I just don't get it. "It" is why university IT departments persist in running networks that are wide open to the Internet, leaving individual users and departments to fend for themselves.
UConn does it. The individual schools and colleges are on their own to put up (or not) firewalls and other defenses. I know that some aggressively protect themselves with firewalls, and I know others that don't. Either through choice, lack of resources, lack of knowledge, or lack of expertise, their systems are hanging out in the breeze waiting to be attacked and compromised.
I've been helping a friend who part-times at the student newspaper of another BNU (Big Name University) in these parts. That friend is presently dealing with that BNU's "wide open" policy. One or more of my friend's charges got pwned by foreign hackers last week.

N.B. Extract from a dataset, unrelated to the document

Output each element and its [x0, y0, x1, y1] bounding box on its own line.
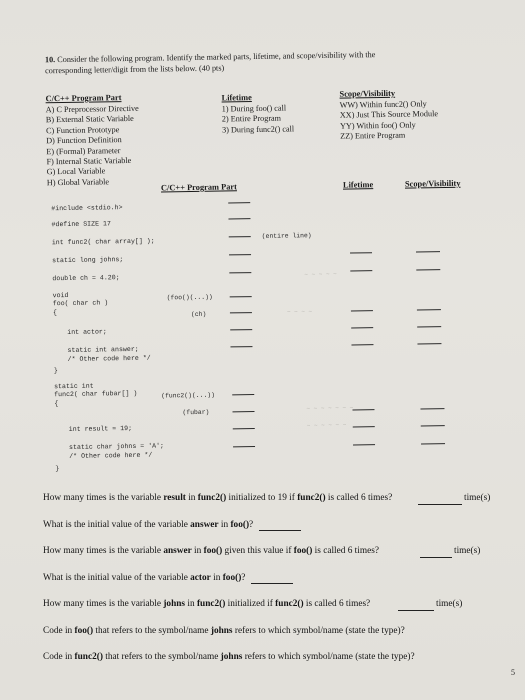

BNU's IT security people helpfully sent my friend Snort logs and other traces from their IDS identifying the problem. But, the BNU -- like many others -- still leaves actually securing systems to the end-user departments.
I think this is indefensibly nuts. I've heard the arguments made by campus IT people about their campus networks being for the free and unfettered exchange of information, and that putting in firewalls would cut against that ethos. That's hogwash. In today's risk environment that stance, which was quaintly liberal in 1997, is flatly irresponsible. Firewalls can be configured (quite easily -- I do it all the time) to permit inbound traffic of selected types to selected hosts. No free exchange of information need be squashed by adding basic security at the boundary between a university network and the Internet.
That old model -- where every host was a source of information -- applied when there were only a few thousand systems on the Internet, but not now. Now 99.9% of the hosts on the 'net are PCs used solely to consume information, not provide it. That 99.9% needs protection from the crooks and vandals on the Internet, and as responsible network professionals, we need to provide it. We also need to protect them from each other. The anti-virus/anti-malware filters on my firewalls stop as much crap from leaving my network as they do coming in. I wish that our desktop anti-virus environment were perfect, but it's not. So, policing what we let out onto the Internet is part of being a responsible participant.
Which brings me back to colleges and universities with their antiquated wide-open network philosophies. You campus IT guys sure as shootin' firewall off your own servers and administrative networks. Why do you leave your end users -- the people least able to protect themselves -- out in the wilderness on their own?